Giants, Tigers to Top Baseball Circuits
Pirates Loom as Dark Horse
The National League pennant will probably be decided one afternoon late in September after another long and grueling summer. It is nothing now to say that the '66 race will be a real dog-fight, with any of five teams having about an equal chance of squeezing in at the final gun.
If Los Angeles repeats, it will have to be with the same old faces, all a year older, Maybe Sandy Koufax and Don Drysdale won't be hurt by their extra weeks of vacation, and the young pitchers can hold things together until the duo is ready to go. Phil Regan and 20-year old Don Sutton should add depth to last year's rather thin mound corps.
A hot spring for Nate Oliver has provided a possible answer to Walt Alston's infield problems. Oliver will open the season at second base, with Jim Lefebvre moving over to third. Tommy Davis should be back in left field, although his ankle remains somewhat suspect.

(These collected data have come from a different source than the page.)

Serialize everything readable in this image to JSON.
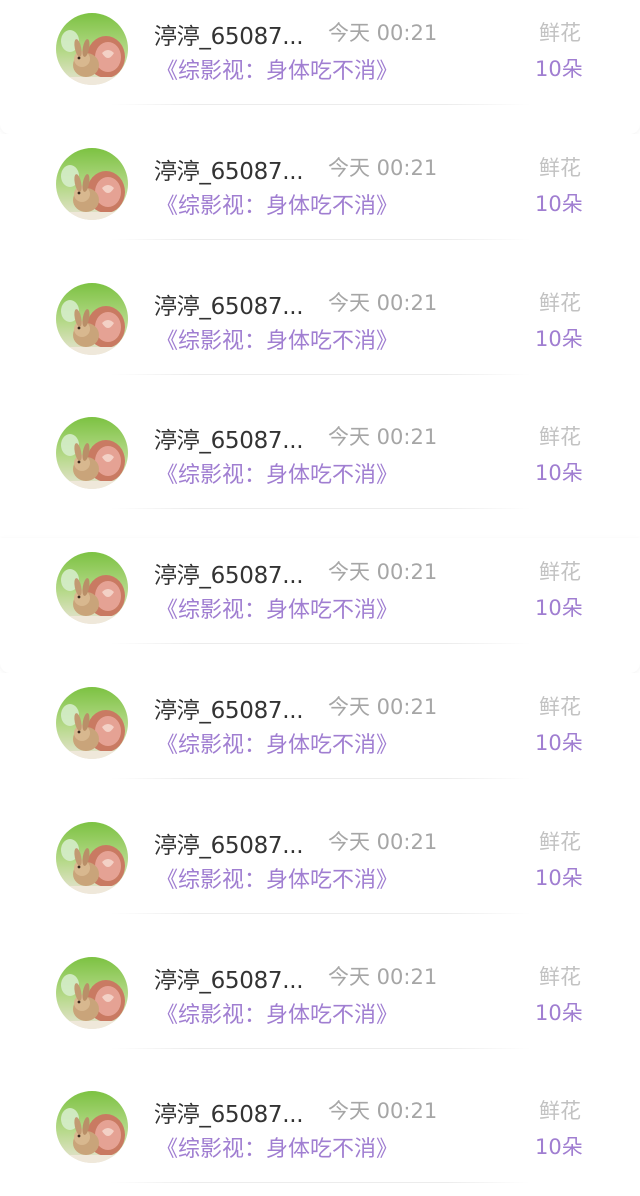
{
  "list": {
    "items": [
      {
        "name": "渟渟_65087...",
        "time": "今天 00:21",
        "work": "《综影视：身体吃不消》",
        "gift": "鲜花",
        "amount": "10朵"
      },
      {
        "name": "渟渟_65087...",
        "time": "今天 00:21",
        "work": "《综影视：身体吃不消》",
        "gift": "鲜花",
        "amount": "10朵"
      },
      {
        "name": "渟渟_65087...",
        "time": "今天 00:21",
        "work": "《综影视：身体吃不消》",
        "gift": "鲜花",
        "amount": "10朵"
      },
      {
        "name": "渟渟_65087...",
        "time": "今天 00:21",
        "work": "《综影视：身体吃不消》",
        "gift": "鲜花",
        "amount": "10朵"
      },
      {
        "name": "渟渟_65087...",
        "time": "今天 00:21",
        "work": "《综影视：身体吃不消》",
        "gift": "鲜花",
        "amount": "10朵"
      },
      {
        "name": "渟渟_65087...",
        "time": "今天 00:21",
        "work": "《综影视：身体吃不消》",
        "gift": "鲜花",
        "amount": "10朵"
      },
      {
        "name": "渟渟_65087...",
        "time": "今天 00:21",
        "work": "《综影视：身体吃不消》",
        "gift": "鲜花",
        "amount": "10朵"
      },
      {
        "name": "渟渟_65087...",
        "time": "今天 00:21",
        "work": "《综影视：身体吃不消》",
        "gift": "鲜花",
        "amount": "10朵"
      },
      {
        "name": "渟渟_65087...",
        "time": "今天 00:21",
        "work": "《综影视：身体吃不消》",
        "gift": "鲜花",
        "amount": "10朵"
      }
    ]
  },
  "colors": {
    "accent": "#a07ed1",
    "name_text": "#333333",
    "muted_text": "#a6a6a6"
  },
  "icons": {
    "avatar": "rabbit-avatar-icon"
  }
}
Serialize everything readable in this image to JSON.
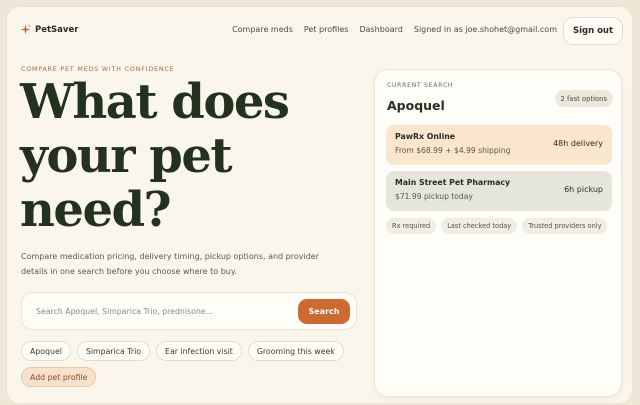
{
  "brand": {
    "name": "PetSaver",
    "logo_icon": "sparkle-icon",
    "accent": "#cc6a32"
  },
  "nav": {
    "items": [
      "Compare meds",
      "Pet profiles",
      "Dashboard"
    ],
    "signed_in": "Signed in as joe.shohet@gmail.com",
    "sign_out": "Sign out"
  },
  "hero": {
    "eyebrow": "COMPARE PET MEDS WITH CONFIDENCE",
    "headline": "What does your pet need?",
    "subtitle": "Compare medication pricing, delivery timing, pickup options, and provider details in one search before you choose where to buy."
  },
  "search": {
    "placeholder": "Search Apoquel, Simparica Trio, prednisone...",
    "value": "",
    "button": "Search"
  },
  "chips": [
    "Apoquel",
    "Simparica Trio",
    "Ear infection visit",
    "Grooming this week"
  ],
  "add_pet": "Add pet profile",
  "panel": {
    "label": "CURRENT SEARCH",
    "title": "Apoquel",
    "badge": "2 fast options",
    "options": [
      {
        "name": "PawRx Online",
        "detail": "From $68.99 + $4.99 shipping",
        "eta": "48h delivery",
        "color": "#f9e6cc"
      },
      {
        "name": "Main Street Pet Pharmacy",
        "detail": "$71.99 pickup today",
        "eta": "6h pickup",
        "color": "#e6e5d9"
      }
    ],
    "tags": [
      "Rx required",
      "Last checked today",
      "Trusted providers only"
    ]
  }
}
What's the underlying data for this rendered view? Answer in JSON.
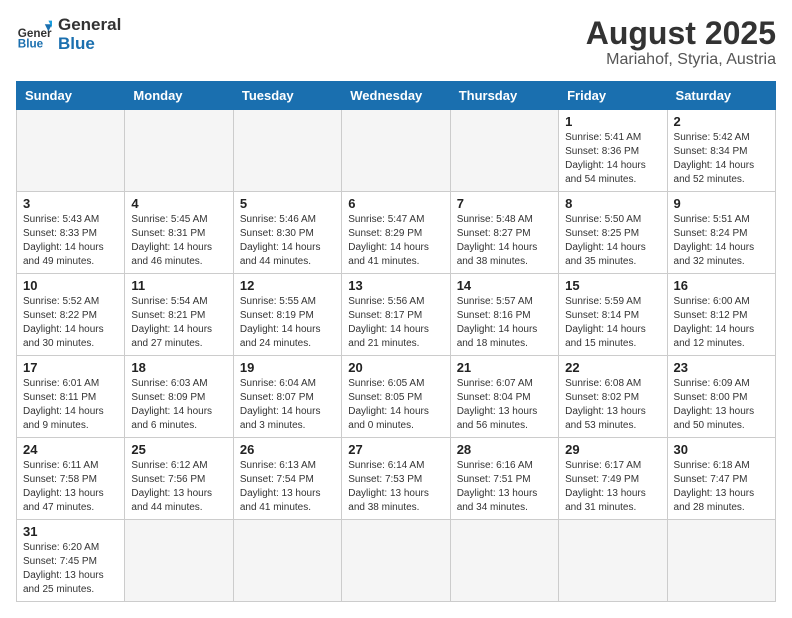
{
  "header": {
    "logo_general": "General",
    "logo_blue": "Blue",
    "month_year": "August 2025",
    "location": "Mariahof, Styria, Austria"
  },
  "weekdays": [
    "Sunday",
    "Monday",
    "Tuesday",
    "Wednesday",
    "Thursday",
    "Friday",
    "Saturday"
  ],
  "weeks": [
    [
      {
        "day": "",
        "info": ""
      },
      {
        "day": "",
        "info": ""
      },
      {
        "day": "",
        "info": ""
      },
      {
        "day": "",
        "info": ""
      },
      {
        "day": "",
        "info": ""
      },
      {
        "day": "1",
        "info": "Sunrise: 5:41 AM\nSunset: 8:36 PM\nDaylight: 14 hours\nand 54 minutes."
      },
      {
        "day": "2",
        "info": "Sunrise: 5:42 AM\nSunset: 8:34 PM\nDaylight: 14 hours\nand 52 minutes."
      }
    ],
    [
      {
        "day": "3",
        "info": "Sunrise: 5:43 AM\nSunset: 8:33 PM\nDaylight: 14 hours\nand 49 minutes."
      },
      {
        "day": "4",
        "info": "Sunrise: 5:45 AM\nSunset: 8:31 PM\nDaylight: 14 hours\nand 46 minutes."
      },
      {
        "day": "5",
        "info": "Sunrise: 5:46 AM\nSunset: 8:30 PM\nDaylight: 14 hours\nand 44 minutes."
      },
      {
        "day": "6",
        "info": "Sunrise: 5:47 AM\nSunset: 8:29 PM\nDaylight: 14 hours\nand 41 minutes."
      },
      {
        "day": "7",
        "info": "Sunrise: 5:48 AM\nSunset: 8:27 PM\nDaylight: 14 hours\nand 38 minutes."
      },
      {
        "day": "8",
        "info": "Sunrise: 5:50 AM\nSunset: 8:25 PM\nDaylight: 14 hours\nand 35 minutes."
      },
      {
        "day": "9",
        "info": "Sunrise: 5:51 AM\nSunset: 8:24 PM\nDaylight: 14 hours\nand 32 minutes."
      }
    ],
    [
      {
        "day": "10",
        "info": "Sunrise: 5:52 AM\nSunset: 8:22 PM\nDaylight: 14 hours\nand 30 minutes."
      },
      {
        "day": "11",
        "info": "Sunrise: 5:54 AM\nSunset: 8:21 PM\nDaylight: 14 hours\nand 27 minutes."
      },
      {
        "day": "12",
        "info": "Sunrise: 5:55 AM\nSunset: 8:19 PM\nDaylight: 14 hours\nand 24 minutes."
      },
      {
        "day": "13",
        "info": "Sunrise: 5:56 AM\nSunset: 8:17 PM\nDaylight: 14 hours\nand 21 minutes."
      },
      {
        "day": "14",
        "info": "Sunrise: 5:57 AM\nSunset: 8:16 PM\nDaylight: 14 hours\nand 18 minutes."
      },
      {
        "day": "15",
        "info": "Sunrise: 5:59 AM\nSunset: 8:14 PM\nDaylight: 14 hours\nand 15 minutes."
      },
      {
        "day": "16",
        "info": "Sunrise: 6:00 AM\nSunset: 8:12 PM\nDaylight: 14 hours\nand 12 minutes."
      }
    ],
    [
      {
        "day": "17",
        "info": "Sunrise: 6:01 AM\nSunset: 8:11 PM\nDaylight: 14 hours\nand 9 minutes."
      },
      {
        "day": "18",
        "info": "Sunrise: 6:03 AM\nSunset: 8:09 PM\nDaylight: 14 hours\nand 6 minutes."
      },
      {
        "day": "19",
        "info": "Sunrise: 6:04 AM\nSunset: 8:07 PM\nDaylight: 14 hours\nand 3 minutes."
      },
      {
        "day": "20",
        "info": "Sunrise: 6:05 AM\nSunset: 8:05 PM\nDaylight: 14 hours\nand 0 minutes."
      },
      {
        "day": "21",
        "info": "Sunrise: 6:07 AM\nSunset: 8:04 PM\nDaylight: 13 hours\nand 56 minutes."
      },
      {
        "day": "22",
        "info": "Sunrise: 6:08 AM\nSunset: 8:02 PM\nDaylight: 13 hours\nand 53 minutes."
      },
      {
        "day": "23",
        "info": "Sunrise: 6:09 AM\nSunset: 8:00 PM\nDaylight: 13 hours\nand 50 minutes."
      }
    ],
    [
      {
        "day": "24",
        "info": "Sunrise: 6:11 AM\nSunset: 7:58 PM\nDaylight: 13 hours\nand 47 minutes."
      },
      {
        "day": "25",
        "info": "Sunrise: 6:12 AM\nSunset: 7:56 PM\nDaylight: 13 hours\nand 44 minutes."
      },
      {
        "day": "26",
        "info": "Sunrise: 6:13 AM\nSunset: 7:54 PM\nDaylight: 13 hours\nand 41 minutes."
      },
      {
        "day": "27",
        "info": "Sunrise: 6:14 AM\nSunset: 7:53 PM\nDaylight: 13 hours\nand 38 minutes."
      },
      {
        "day": "28",
        "info": "Sunrise: 6:16 AM\nSunset: 7:51 PM\nDaylight: 13 hours\nand 34 minutes."
      },
      {
        "day": "29",
        "info": "Sunrise: 6:17 AM\nSunset: 7:49 PM\nDaylight: 13 hours\nand 31 minutes."
      },
      {
        "day": "30",
        "info": "Sunrise: 6:18 AM\nSunset: 7:47 PM\nDaylight: 13 hours\nand 28 minutes."
      }
    ],
    [
      {
        "day": "31",
        "info": "Sunrise: 6:20 AM\nSunset: 7:45 PM\nDaylight: 13 hours\nand 25 minutes."
      },
      {
        "day": "",
        "info": ""
      },
      {
        "day": "",
        "info": ""
      },
      {
        "day": "",
        "info": ""
      },
      {
        "day": "",
        "info": ""
      },
      {
        "day": "",
        "info": ""
      },
      {
        "day": "",
        "info": ""
      }
    ]
  ]
}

The Dodgers may be a better team than last season, but San Francisco, Cincinnati, Atlanta, and Pittsburgh have gained from off-season trades.
The Giants obtained Lindy McDaniel from Chicago and Joe Gibbon from Pittsburgh. These two veterans will relieve Frank Linzy of some of the bullpen burden, and will definitely place Bob Shaw on full-time work as a starter -- if Shaw signs his contract.
San Francisco needs solid seasons from Shaw and ace Juan Marichal to support younger hurlers like Bob Bolin and Ron Herbel. Otherwise the team is fairly deep in all positions. With a healthy Orlando Cepeda, Willie Mays, Willie McCovey, and Jim Ray Hart, the Giants have a scary clutch of brute power.
Cincinnati shipped 30-year old Frank Robinson to the American League to try his hand with Baltimore. In return, the Reds got Milt Pappas, Jack Baldschun, and Dick Simpson. Pappas will join Jim Maloney, Sam Ellis, and Joey Jay in the starting pitchers' rotation. Relief help will come largely from erratic Jim O'Toole and veteran Joe Nux-hall.
Baldschun figures in the bullpen along with Bill McCool, Roger Craig, and Ted Davidson. But both Pappas and Baldschun have had their troubles this spring and remain virtually unknown entities as the season opens. Hitting--even in the absence of Robinson--and defense should pose few problems for Heffner. Rookie sensation Tommy Helms, at second base, will add extra punch to the lineup.
The Braves have a new home, a new first baseman, and a new lease on life. Just being in Atlanta is bound to be a hypo for Bobby Bragan's team, and with Lee Thomas coming from Boston to take over first base, several problems are solved. Joe Torre can now concentrate on catching, and Gene Oliver can be platooned much more effectively.
The Braves' forte is the outfield, with Hank Aaron, Rico Carty, Felipe Alou, and Mack Jones. Bragan spots Tony Cloniger, Denny Lemaster, Ken Johnson, and Hank Fischer as his starters and looks to an array of youngsters to supply the rest. The Braves must have good years from veterans Eddie Mathews and Frank Bolling, plus a return to form by Denis Menke.
Every pennant race needs a dark horse, and the Pirates fill the role nicely this season. After a dismal start last year, the Bucs caught fire and were the most consistent winners after the all-star game. Harry "The Hat" Walker has virtually the same cast back, but this season he will open with a healthy Bill Mazeroski. Another plus is Matty Alou, acquired from the Giants. He fits into Bill Virdon's spot in centerfield, banked by Willie Stargell and Roberto Clemente.
But all is not bright for Walker. It is doubtful that Vernon Law can duplicate his sensational comeback of last season, so pitchers like Steve Blass and ex-Yankee Pete Mikkelsen must take up the slack. Bob Bailey must switch back to third base after a year in the outfield. He and Law are definitely the key factors in any Buc flag chances.